Saturday, September 26, 2009
It is widely known that a majority of stars have companions. These so-called binary star systems seem to be the norm rather than the exception throughout the universe. A persistent question in astronomy has been why the Sun (our star) is not in a binary system? That is a matter of opinion according to Richard Muller, Professor of Astronomy at UC Berkeley. Muller hypothesizes that the Sun actually does have a companion, a red dwarf star he’s named “Nemesis”.
The Nemesis theory was originally published in Nature by Davis, Hut, and Muller (vol 308, pp 715-717, 1984). The theory was created to account for the regularity of mass extinctions on Earth with a periodicity of 26 million years.

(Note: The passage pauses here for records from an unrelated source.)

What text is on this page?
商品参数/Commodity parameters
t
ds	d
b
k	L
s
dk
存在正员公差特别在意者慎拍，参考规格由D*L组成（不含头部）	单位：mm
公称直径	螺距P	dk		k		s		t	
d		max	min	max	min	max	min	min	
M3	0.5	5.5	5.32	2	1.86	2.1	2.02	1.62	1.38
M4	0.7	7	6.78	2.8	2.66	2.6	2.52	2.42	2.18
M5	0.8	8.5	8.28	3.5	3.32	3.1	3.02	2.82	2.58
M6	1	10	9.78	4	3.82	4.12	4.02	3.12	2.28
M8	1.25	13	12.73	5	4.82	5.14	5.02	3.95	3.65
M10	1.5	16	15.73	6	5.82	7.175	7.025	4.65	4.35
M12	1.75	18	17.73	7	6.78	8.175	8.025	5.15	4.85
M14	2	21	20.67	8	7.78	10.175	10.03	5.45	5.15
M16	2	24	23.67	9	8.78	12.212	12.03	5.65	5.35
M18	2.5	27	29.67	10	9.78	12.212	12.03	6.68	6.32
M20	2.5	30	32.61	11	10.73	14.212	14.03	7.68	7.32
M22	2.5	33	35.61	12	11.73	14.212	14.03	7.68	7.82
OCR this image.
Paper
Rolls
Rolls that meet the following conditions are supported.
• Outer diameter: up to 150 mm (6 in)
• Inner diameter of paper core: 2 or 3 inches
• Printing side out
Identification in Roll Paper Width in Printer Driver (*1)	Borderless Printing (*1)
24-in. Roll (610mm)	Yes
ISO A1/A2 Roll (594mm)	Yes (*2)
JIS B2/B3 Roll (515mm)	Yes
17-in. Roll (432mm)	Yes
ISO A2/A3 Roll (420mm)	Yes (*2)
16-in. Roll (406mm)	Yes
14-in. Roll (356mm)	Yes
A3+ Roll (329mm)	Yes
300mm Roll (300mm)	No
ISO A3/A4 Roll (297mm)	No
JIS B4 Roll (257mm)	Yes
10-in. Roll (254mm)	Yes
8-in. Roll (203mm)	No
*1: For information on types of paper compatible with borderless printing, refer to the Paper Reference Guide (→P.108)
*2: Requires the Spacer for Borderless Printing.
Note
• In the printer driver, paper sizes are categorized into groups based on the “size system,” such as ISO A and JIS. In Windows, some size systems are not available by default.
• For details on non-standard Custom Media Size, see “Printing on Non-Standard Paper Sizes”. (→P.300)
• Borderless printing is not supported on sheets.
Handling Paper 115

According to the theory, a binary companion to the Sun in a highly elliptical orbit perturbs the Oort comet cloud every 26 million years causing comet showers in the inner solar system. A comet striking the Earth would cause mass extinctions. Nemesis is thought to orbit the Sun at a distance of 50,000 to 100,00 AU (astronomical units, the distance of the Earth to the Sun). Muller believes that Nemesis is currently 1-1.5 light years away.
Nemesis is most likely a red dwarf with a magnitude between 7 and 12. There are roughly 3,000 candidate stars in consideration for Nemesis. There are several all sky surveys underway (Pan-STARRS and LSST) that should confirm or rule out the existence of Nemesis in the next several years. So it is just a waiting game to see if our Sun has a sibling.